Глядя на них, я чувствовал в себе прежнюю, нарастающую грусть осознанного одиночества. Я пытался подумать об Инне, которая сейчас, возможно, тоже страдала от одиночества и думала обо мне – но получалось плохо. Не видев свою жену почти месяц, я знал, что до конца лета нам осталась привычная разлука, и вдруг со страхом понял, что не могу сейчас представить ее лица…
Я поднялся и тихо ушел на кухню, сел на холодную дощатую скамью.

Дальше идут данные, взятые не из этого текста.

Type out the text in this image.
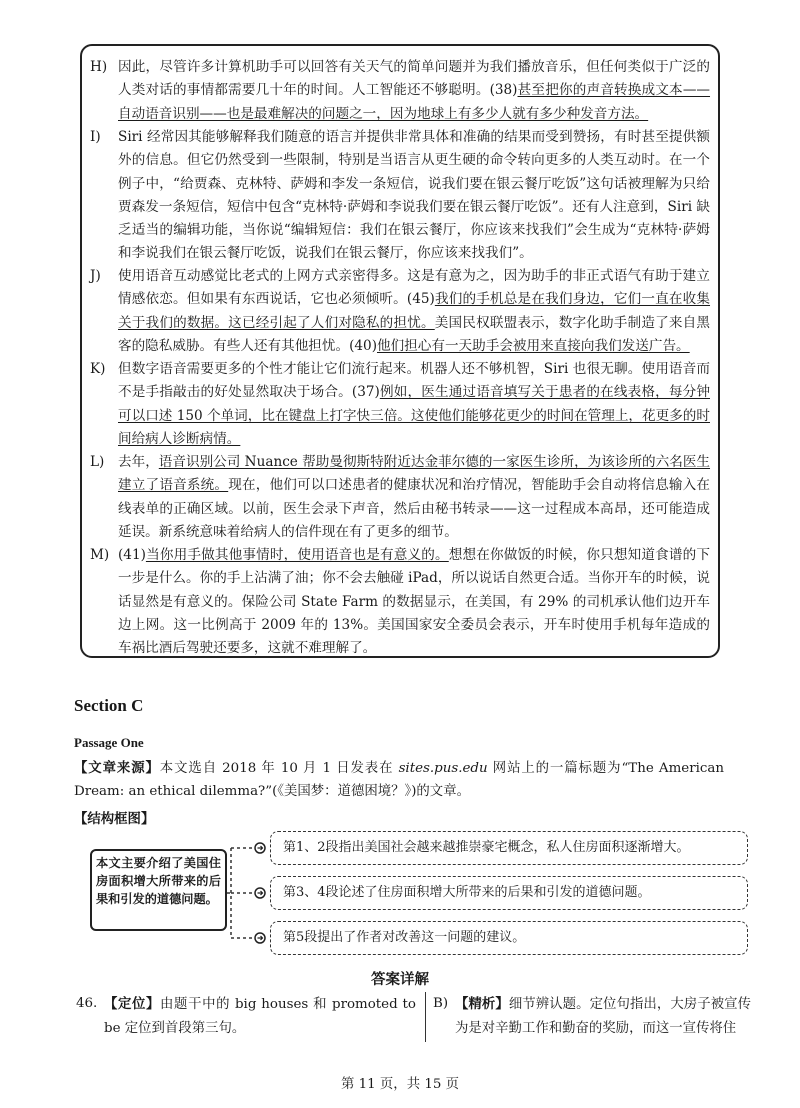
H) 因此，尽管许多计算机助手可以回答有关天气的简单问题并为我们播放音乐，但任何类似于广泛的人类对话的事情都需要几十年的时间。人工智能还不够聪明。(38)甚至把你的声音转换成文本——自动语音识别——也是最难解决的问题之一，因为地球上有多少人就有多少种发音方法。
I) Siri 经常因其能够解释我们随意的语言并提供非常具体和准确的结果而受到赞扬，有时甚至提供额外的信息。但它仍然受到一些限制，特别是当语言从更生硬的命令转向更多的人类互动时。在一个例子中，“给贾森、克林特、萨姆和李发一条短信，说我们要在银云餐厅吃饭”这句话被理解为只给贾森发一条短信，短信中包含“克林特·萨姆和李说我们要在银云餐厅吃饭”。还有人注意到，Siri 缺乏适当的编辑功能，当你说“编辑短信：我们在银云餐厅，你应该来找我们”会生成为“克林特·萨姆和李说我们在银云餐厅吃饭，说我们在银云餐厅，你应该来找我们”。
J) 使用语音互动感觉比老式的上网方式亲密得多。这是有意为之，因为助手的非正式语气有助于建立情感依恋。但如果有东西说话，它也必须倾听。(45)我们的手机总是在我们身边，它们一直在收集关于我们的数据。这已经引起了人们对隐私的担忧。美国民权联盟表示，数字化助手制造了来自黑客的隐私威胁。有些人还有其他担忧。(40)他们担心有一天助手会被用来直接向我们发送广告。
K) 但数字语音需要更多的个性才能让它们流行起来。机器人还不够机智，Siri 也很无聊。使用语音而不是手指敲击的好处显然取决于场合。(37)例如，医生通过语音填写关于患者的在线表格，每分钟可以口述 150 个单词，比在键盘上打字快三倍。这使他们能够花更少的时间在管理上，花更多的时间给病人诊断病情。
L) 去年，语音识别公司 Nuance 帮助曼彻斯特附近达金菲尔德的一家医生诊所，为该诊所的六名医生建立了语音系统。现在，他们可以口述患者的健康状况和治疗情况，智能助手会自动将信息输入在线表单的正确区域。以前，医生会录下声音，然后由秘书转录——这一过程成本高昂，还可能造成延误。新系统意味着给病人的信件现在有了更多的细节。
M) (41)当你用手做其他事情时，使用语音也是有意义的。想想在你做饭的时候，你只想知道食谱的下一步是什么。你的手上沾满了油；你不会去触碰 iPad，所以说话自然更合适。当你开车的时候，说话显然是有意义的。保险公司 State Farm 的数据显示，在美国，有 29% 的司机承认他们边开车边上网。这一比例高于 2009 年的 13%。美国国家安全委员会表示，开车时使用手机每年造成的车祸比酒后驾驶还要多，这就不难理解了。
Section C
Passage One
【文章来源】本文选自 2018 年 10 月 1 日发表在 sites.pus.edu 网站上的一篇标题为“The American Dream: an ethical dilemma?”(《美国梦：道德困境？》)的文章。
【结构框图】
本文主要介绍了美国住房面积增大所带来的后果和引发的道德问题。
第1、2段指出美国社会越来越推崇豪宅概念，私人住房面积逐渐增大。
第3、4段论述了住房面积增大所带来的后果和引发的道德问题。
第5段提出了作者对改善这一问题的建议。
答案详解
46. 【定位】由题干中的 big houses 和 promoted to be 定位到首段第三句。
B) 【精析】细节辨认题。定位句指出，大房子被宣传为是对辛勤工作和勤奋的奖励，而这一宣传将住
第 11 页，共 15 页
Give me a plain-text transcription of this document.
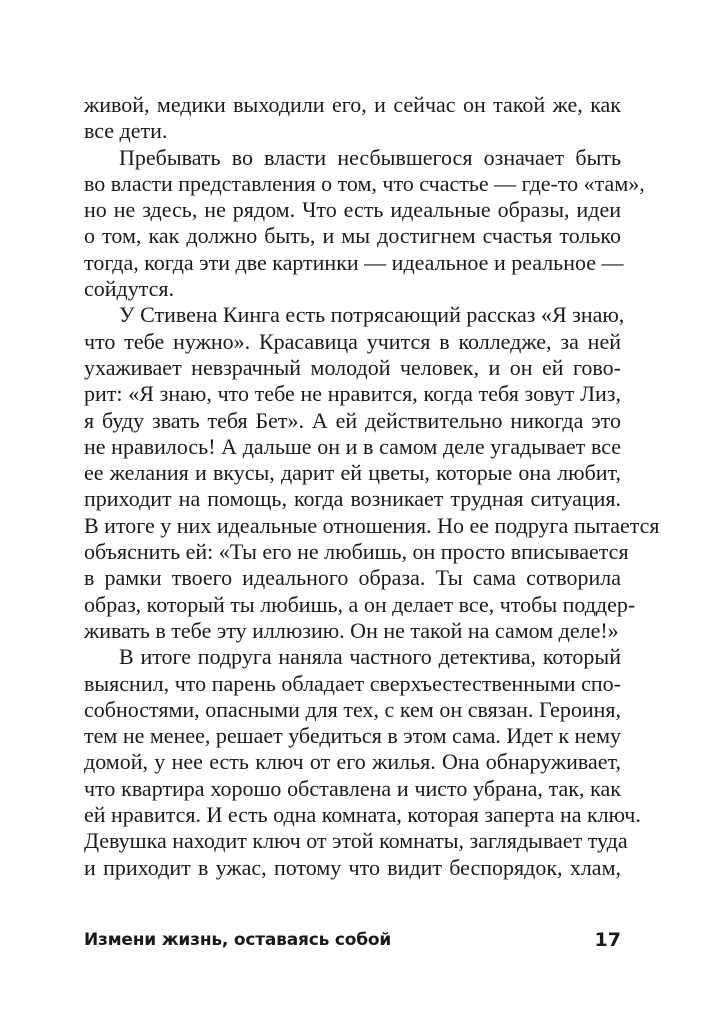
живой, медики выходили его, и сейчас он такой же, как
все дети.
Пребывать во власти несбывшегося означает быть
во власти представления о том, что счастье — где-то «там»,
но не здесь, не рядом. Что есть идеальные образы, идеи
о том, как должно быть, и мы достигнем счастья только
тогда, когда эти две картинки — идеальное и реальное —
сойдутся.
У Стивена Кинга есть потрясающий рассказ «Я знаю,
что тебе нужно». Красавица учится в колледже, за ней
ухаживает невзрачный молодой человек, и он ей гово-
рит: «Я знаю, что тебе не нравится, когда тебя зовут Лиз,
я буду звать тебя Бет». А ей действительно никогда это
не нравилось! А дальше он и в самом деле угадывает все
ее желания и вкусы, дарит ей цветы, которые она любит,
приходит на помощь, когда возникает трудная ситуация.
В итоге у них идеальные отношения. Но ее подруга пытается
объяснить ей: «Ты его не любишь, он просто вписывается
в рамки твоего идеального образа. Ты сама сотворила
образ, который ты любишь, а он делает все, чтобы поддер-
живать в тебе эту иллюзию. Он не такой на самом деле!»
В итоге подруга наняла частного детектива, который
выяснил, что парень обладает сверхъестественными спо-
собностями, опасными для тех, с кем он связан. Героиня,
тем не менее, решает убедиться в этом сама. Идет к нему
домой, у нее есть ключ от его жилья. Она обнаруживает,
что квартира хорошо обставлена и чисто убрана, так, как
ей нравится. И есть одна комната, которая заперта на ключ.
Девушка находит ключ от этой комнаты, заглядывает туда
и приходит в ужас, потому что видит беспорядок, хлам,
Измени жизнь, оставаясь собой	17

Песня невнятно долетала сюда. Я слушал отрывочные слова про звезды над рекой, прохладные поля и журчание воды за паромом – и тоска давила меня нарастающей тяжестью. Все кругом было именно так. Падали сквозь черное небо звезды в замершую степь, упала прохлада на луга и тихо притаившийся перелесок, шумела река на недалеком перекате – словно хотела предупредить меня о чем-то – и пронзительно дрожал на за ней желтый огонек над будкой паромщика… Только я вдруг понял, что мои берега ему не соединить, что все хорошо кончится для кого-то другого, а над мной нависло нечто черное, как ночное небо над беззащитной степью. А счастье давно уже осталось на противоположной стороне…
Что – хорошо кончится, если для меня еще ничего и не начиналось? Что черное, кроме ночного неба, могло нависнуть надо мной?! Почему счастье осталось на том берегу?! Я не знал, но все это было именно так.
Я тихо вышел из столовой, обошел лагерь, чтобы кто-нибудь не заметил и не потащил обратно к костру, и тихо проскользнул в свою палатку. Спальник был влажным от вечерней прохлады. Снаружи гремел магнитофон: передача для полуночников кончилась, и ребята продолжили обычные танцы – а совсем рядом за брезентовой стенкой что-то шелестело в мрачном лесу. Я свернул брюки и привычный армейский китель, подсунул их, как обычно, под голову, и опустился на скрипучую, продавленную до земли раскладушку.